Gary Gensler blew it again. After his agency failed to warn investors about Terra and Celsius—whose collapses this spring sparked a trillion-dollar investor wipeout—the Securities and Exchange Commission chair allowed an even bigger debacle to unfold right under his nose. I’m talking, of course, about the revelation this week that the $30 billion FTX empire was a house of cards and that its golden boy founder, Sam Bankman-Fried, is the crypto equivalent of Theranos’s Elizabeth Holmes. …
This appears to be what prominent House member Tom Emmer (R-Minn.) was referring to when he tweeted on Thursday that “@GaryGensler runs to the media while reports to my office allege he was helping SBF and FTX work on legal loopholes to obtain a regulatory monopoly.”
Gensler, a former campaign finance chair for Hillary Clinton, is of course not the only prominent Democrat who may have been willing to flex his influence on behalf of FTX. SBF, you may recall, was one of the biggest donors to President Joe Biden, while his parents—both Stanford law professors—have ties to the party. His mother, Barbara Fried, leads a group called Mind the Gap that helps raise Silicon Valley cash for Democrats, while his father, Joseph Bankman, drafted tax legislation for the powerful Sen. Elizabeth Warren (D-Mass). It’s not a stretch to imagine SBF sought to exploit these political ties to his benefit.

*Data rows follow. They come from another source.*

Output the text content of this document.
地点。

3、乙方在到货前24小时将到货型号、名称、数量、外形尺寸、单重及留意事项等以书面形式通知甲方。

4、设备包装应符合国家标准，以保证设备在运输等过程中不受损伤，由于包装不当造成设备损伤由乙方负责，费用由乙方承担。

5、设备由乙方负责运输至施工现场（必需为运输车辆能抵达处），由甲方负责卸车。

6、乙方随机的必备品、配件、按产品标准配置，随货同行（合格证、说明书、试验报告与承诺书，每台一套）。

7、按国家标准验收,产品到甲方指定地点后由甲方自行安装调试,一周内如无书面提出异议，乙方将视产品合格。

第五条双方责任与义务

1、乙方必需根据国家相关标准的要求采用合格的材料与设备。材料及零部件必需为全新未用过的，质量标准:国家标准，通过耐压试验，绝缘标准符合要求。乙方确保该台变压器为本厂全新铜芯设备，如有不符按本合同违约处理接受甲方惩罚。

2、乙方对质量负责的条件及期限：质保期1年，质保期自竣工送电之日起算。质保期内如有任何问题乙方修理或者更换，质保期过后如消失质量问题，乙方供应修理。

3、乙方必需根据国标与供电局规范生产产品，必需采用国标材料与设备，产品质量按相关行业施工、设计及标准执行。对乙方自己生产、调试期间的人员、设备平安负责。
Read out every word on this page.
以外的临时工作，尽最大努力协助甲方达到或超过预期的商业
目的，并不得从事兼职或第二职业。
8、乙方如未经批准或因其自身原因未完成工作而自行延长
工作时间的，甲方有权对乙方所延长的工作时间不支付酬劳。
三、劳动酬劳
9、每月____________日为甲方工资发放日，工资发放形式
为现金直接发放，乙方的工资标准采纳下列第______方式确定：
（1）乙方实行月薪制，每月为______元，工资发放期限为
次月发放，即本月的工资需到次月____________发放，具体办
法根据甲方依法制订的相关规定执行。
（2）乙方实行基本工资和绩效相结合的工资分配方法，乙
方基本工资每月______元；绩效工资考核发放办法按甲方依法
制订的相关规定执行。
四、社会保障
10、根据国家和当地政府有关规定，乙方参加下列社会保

All of this does not mean SBF, Gensler, and other higher-ups in the Democratic party sat around plotting an explicit scheme to hand the crypto industry to FTX. That reeks too much of a wild conspiracy theory. Nonetheless, at a time when Gensler is already shrieking for more money and power to address the latest crypto crisis, this would be a good time for skeptics to ask why he failed to stop FTX in the first place—and if anyone else in high places had a role in enabling this debacle.